That time with the weird names…
So, I was thinking about names the other day. How we label stuff. Reminded me of this one time, way back, on a project. Man, what a mess that was.

We inherited this piece of code, right? Nobody who wrote it was around anymore. Classic situation. And digging through it was… something else. The variable names, jeez. It was like someone just typed whatever popped into their head.
I remember finding these variables, I think they were for tracking user profiles or something like that. And they were named stuff like… well, let’s just say they weren’t exactly professional. I specifically recall seeing things like ‘stud_profile’ and ‘girl_data’ scattered around. Seriously. Not kidding.

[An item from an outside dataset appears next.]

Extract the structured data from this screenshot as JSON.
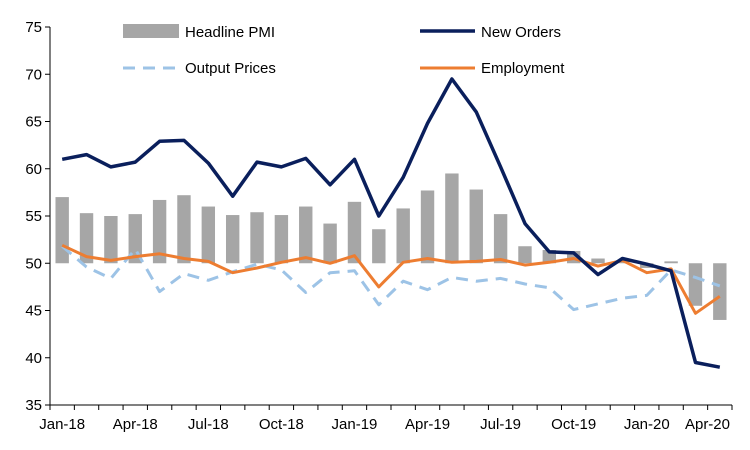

My first thought was, “What the heck were they thinking?” It wasn’t just unprofessional, it was confusing. What did ‘stud_profile’ even mean in this context? Was it a user type? A status? And ‘girl_data’? Same problem. It told you nothing useful about the data itself.
So, the task fell to us, the new guys, to clean it up. It wasn’t fun.
- First, we had to figure out what these variables actually did. That meant hours of tracing code, looking at how the data was used.
- Then, we had to come up with sensible names. Something clear, something that actually described the data. Like ‘user_profile_active’ or ‘customer_demographics_gender’. You know, normal stuff.
- Finally, the big refactor. Going through hundreds, maybe thousands of lines of code, carefully replacing the old, weird names with the new ones. One typo, and boom, something breaks. Stressful stuff.
It took ages. Longer than it should have. All because someone, years ago, thought it was okay to use silly, inappropriate names. It wasn’t clever, it wasn’t funny. It just created a headache for everyone who came after.

Lesson learned, though. Name things properly from the start. Be clear. Be professional. Don’t try to be edgy or funny with variable names. Future you, or future someone else, will thank you for not making them decipher nonsense like ‘stud_profile’. Just stick to the basics, makes life easier for everyone involved.